Mentre il premier Conte annuncia un nuovo decreto da 50 mld, che si aggiungono ai 25 precedenti, emergono tanti dubbi che le scelte del governo possano bastare. Infatti 75 mld di prestiti (e debito) sostanzialmente servono a tappare qualche falla, non ad assicurare sopravvivenza a tutti: per questo bisogna aspettare il vertice del Consiglio europeo di giovedì 23 per comprendere quanto si aggiungerà alla dotazione bazooka da 750 mld della Bce, ai 500 finora disposti dalla Ue, al piano contro la disoccupazione.
I guai italiani potrebbero essere solo all'inizio: lavoce.info lancia un allarme perfino sul popolo dei risparmiatori, gli italiani che con le loro riserve hanno sempre assicurato un discreto ammortizzatore contro le speculazioni da un alto e a favore del sostegno al debito dall'altro. In 10 milioni, avverte Salvatore Morelli, potrebbero trovarsi in difficoltà finanziarie serie, tali da far intaccare i risparmi prima e impedire un nuovo accumulo subito dopo.
Ma il mito dell’Italia come paese di risparmiatori non corrisponde più alla realtà. Già nel 2008 il tasso di risparmio era sceso all’8 per cento. L’onda devastante della crisi del 2008 e 2009 ha poi colpito duramente il nostro paese, molto di più di altri, e ciò ha ulteriormente ridotto la capacità di risparmio degli italiani: nel 2018 il tasso di risparmio era uno dei più bassi tra i paesi economicamente avanzati, pari al 2,5 per cento.

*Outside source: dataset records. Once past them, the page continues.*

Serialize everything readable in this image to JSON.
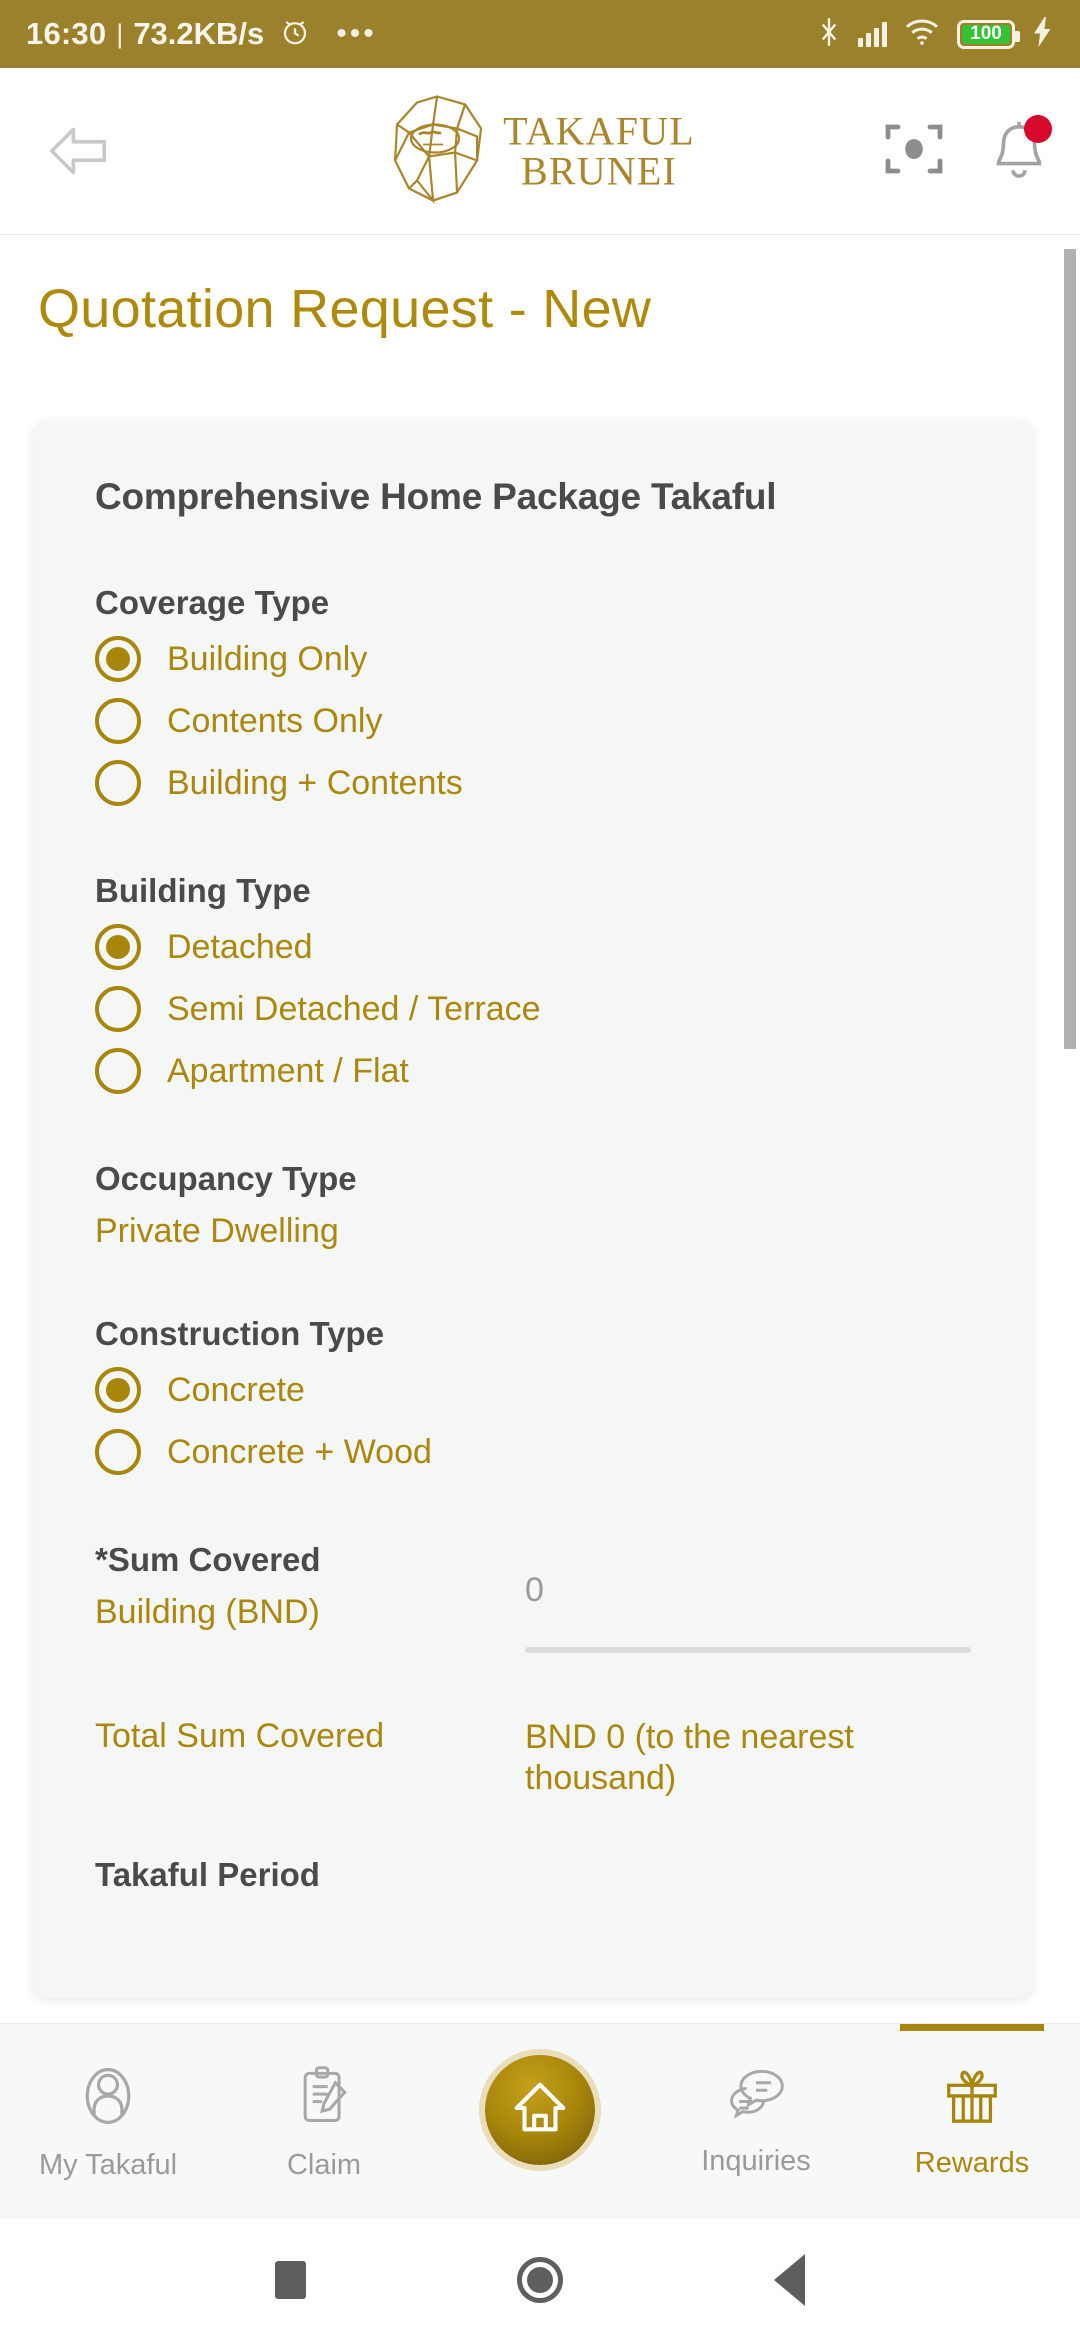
{
  "status_bar": {
    "time": "16:30",
    "separator": "|",
    "network_speed": "73.2KB/s",
    "alarm_icon": "alarm-clock-icon",
    "overflow_icon": "more-dots-icon",
    "bluetooth_icon": "bluetooth-icon",
    "signal_icon": "signal-bars-icon",
    "wifi_icon": "wifi-icon",
    "battery_percent": "100",
    "charging_icon": "charging-bolt-icon",
    "bg_color": "#9c812c"
  },
  "header": {
    "back_icon": "back-arrow-icon",
    "logo_icon": "takaful-brunei-emblem-icon",
    "brand_line1": "TAKAFUL",
    "brand_line2": "BRUNEI",
    "scan_icon": "scan-qr-icon",
    "notification_icon": "bell-icon",
    "notification_badge": true
  },
  "page": {
    "title": "Quotation Request - New",
    "accent_color": "#a8860b",
    "title_color": "#ad8a0c",
    "card_bg": "#f5f7f6"
  },
  "card": {
    "title": "Comprehensive Home Package Takaful",
    "groups": [
      {
        "label": "Coverage Type",
        "name": "coverage-type",
        "options": [
          {
            "label": "Building Only",
            "selected": true
          },
          {
            "label": "Contents Only",
            "selected": false
          },
          {
            "label": "Building + Contents",
            "selected": false
          }
        ]
      },
      {
        "label": "Building Type",
        "name": "building-type",
        "options": [
          {
            "label": "Detached",
            "selected": true
          },
          {
            "label": "Semi Detached / Terrace",
            "selected": false
          },
          {
            "label": "Apartment / Flat",
            "selected": false
          }
        ]
      }
    ],
    "occupancy": {
      "label": "Occupancy Type",
      "value": "Private Dwelling"
    },
    "construction": {
      "label": "Construction Type",
      "name": "construction-type",
      "options": [
        {
          "label": "Concrete",
          "selected": true
        },
        {
          "label": "Concrete + Wood",
          "selected": false
        }
      ]
    },
    "sum_covered": {
      "label": "*Sum Covered",
      "field_label": "Building (BND)",
      "field_value": "",
      "field_placeholder": "0"
    },
    "total_sum": {
      "label": "Total Sum Covered",
      "value": "BND 0 (to the nearest thousand)"
    },
    "cut_off_text": "Takaful Period"
  },
  "bottom_nav": {
    "items": [
      {
        "label": "My Takaful",
        "icon": "user-profile-icon",
        "active": false
      },
      {
        "label": "Claim",
        "icon": "clipboard-pen-icon",
        "active": false
      },
      {
        "label": "",
        "icon": "home-icon",
        "active": false,
        "is_home": true
      },
      {
        "label": "Inquiries",
        "icon": "chat-bubbles-icon",
        "active": false
      },
      {
        "label": "Rewards",
        "icon": "gift-box-icon",
        "active": true
      }
    ]
  },
  "system_nav": {
    "recents_icon": "square-recents-icon",
    "home_icon": "circle-home-icon",
    "back_icon": "triangle-back-icon"
  }
}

Negli Usa e in Germania si attesta rispettivamente intorno all’8 e all’11 per cento, mentre la media dell’area euro è il 6 per cento.
Non è finita qui, perché i problemi, piuttosto che le soluzioni, potrebbero venire per il nostro Paese anche dal Vecchio Continente. Torniamo alla Bce e al suo bazooka. Secondo Business Insider e fonti di Francoforte il programma di acquisti dei titoli per tenere fermi gli spread dei Paesi più deboli, acquisti ora saliti a 70,7 mld alla settimana, potrebbe esaurire la dotazione di 750 mld entro la metà di ottobre. per farcela fino a fine anno, si dovrebbe scendere dai 6,7 mld giornalieri a 4 mld. Se così non fosse, cosa succederebbe dopo, dove finirebbe il nostro spread che ormai veleggia attorno da quota 260? Per l'Italia la prospettiva non potrebbe che essere peggiore: infatti l'acquisto dei debiti sovrani per quanto riguarda Roma, finora investe fino al 42% della dotazione, dagli iniziali 17% (la pro quota). Ma questa dimensione non vede d'accordo gli altri Paesi in difficoltà, la Grecia soprattutto e la Spagna, che vorrebbero il rispetto della quota singola per non vedere compromessi gli acquisti dei propri titoli.
La situazione potrebbe presto diventare così compromessa che Wolfgang Munchau, sul Financial Times, arriva a prevedere un debito/pil che salirà dal 134% di oggi a 180 (stante un crollo del 10% del Pil, ma se fosse ancora di più?) mentre per ora le stime prudenziali del Def che è in fase di elaborazione parlano di una incremento al 155-160% e un deficit all'8%. Un quadro drammatico, quasi apocalittico che apre le porte alla concreta possibilità che l'Italia, non subito, a presto, sia costretta a chiedere la ristrutturazione del debito (il default) o ricorrere al Mes (quello vero, non l'altro, quello a uso italiano per finanziare le spese sanitarie ma senza condizioni) e al programma di acquisto OMT che comporta, stavolta sì, condizioni precise (stile Grecia, per intenderci) e l'arrivo della troika. Oppure che il Belpaese si avvicini alla porta d'uscita dalla Ue. Con tutto quanto ciò può significare.